According to US Central Intelligence Agency estimates, there are more than 450 major strategic targets in Iran, including numerous suspected sites producing nuclear weapons. Many of the targets are hardened or are deep underground and could not be taken out by conventional weapons, hence the nuclear option.

"As we are gathered here, one nation that now champions the role of non-aggression and not using arms of mass destruction was the only one that used the terrible atomic weapon, killing hundreds of thousands of innocent people and wounding millions of others, some of them disabled for their entire life," stated Nasseri at the IAEA meeting of Tuesday, referring to the nuclear bombing of Hiroshima and Nagasaki 60 years ago by the Americans.
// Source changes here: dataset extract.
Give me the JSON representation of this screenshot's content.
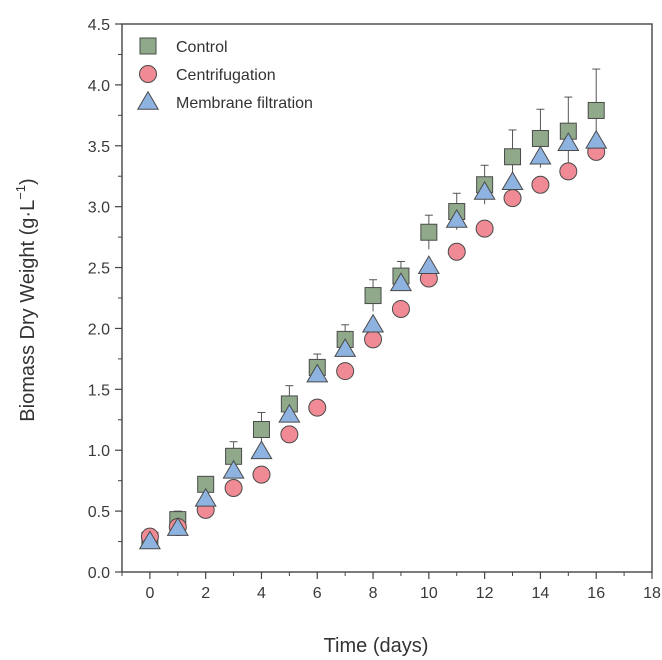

On the domestic front, the nuclear crisis is initially paying off well for Ahmadinejad, an "Islamic-populist" described randomly by the Western media and Iranian pro-reform press and political circles as "ultra-conservative", with ideas taken from orthodox Supreme Leader Ayatollah Ali Khamenei.

Ahmadinejad surprised all Iranian and international political analysts when he crushed the influential and powerful Ali Akbar Hashemi Rafsanjani in the second round of the Iranian presidential elections, which most of the defeated runners, except Larijani, said was "massively rigged" because of the huge support he received from the Revolutionary Guards and Basij militias. These forces belong to the new president, a former mayor of Tehran - a job he won with only 12% of the votes.

An austere, simple-living man and faithful Shi'ite Muslim, the uncharismatic, poorly-dressed, peasant-lumpen looking Ahmadinejad, 49, married with three children, is the perfect image of how he once portrayed himself: the "street sweeper" of the people.

Using their good ties with the local and international media, his detractors from left and right did their best to project a negative image of Ahmadinejad, describing him as a "dangerous religious fascist" and insisting on his "complete lack of political experience".

But the resumption of activities at Isfahan has popularized the president since, by standing firm to international pressures, he has relieved the sense of humiliation suffered by the Iranians frustrated by the "gross and inadmissible interferences of the international community, mostly Europe's three-most savage nations", namely Britain, France and Germany, in the words of Ardeshir Larijani.

At the same time, the unfolding confrontation at the IAEA shows that Ahmadinejad, a civil engineer, is the man for the moment, using old Western tactics of "carrot and stick" to ride a crisis. He has left the door open for further negotiation with the EU-3, despite pressure from hardliners in Iran's clerical-led establishment to shut the door and get out of the talks.

Safa Haeri is a Paris-based Iranian journalist covering the Middle East and Central Asia.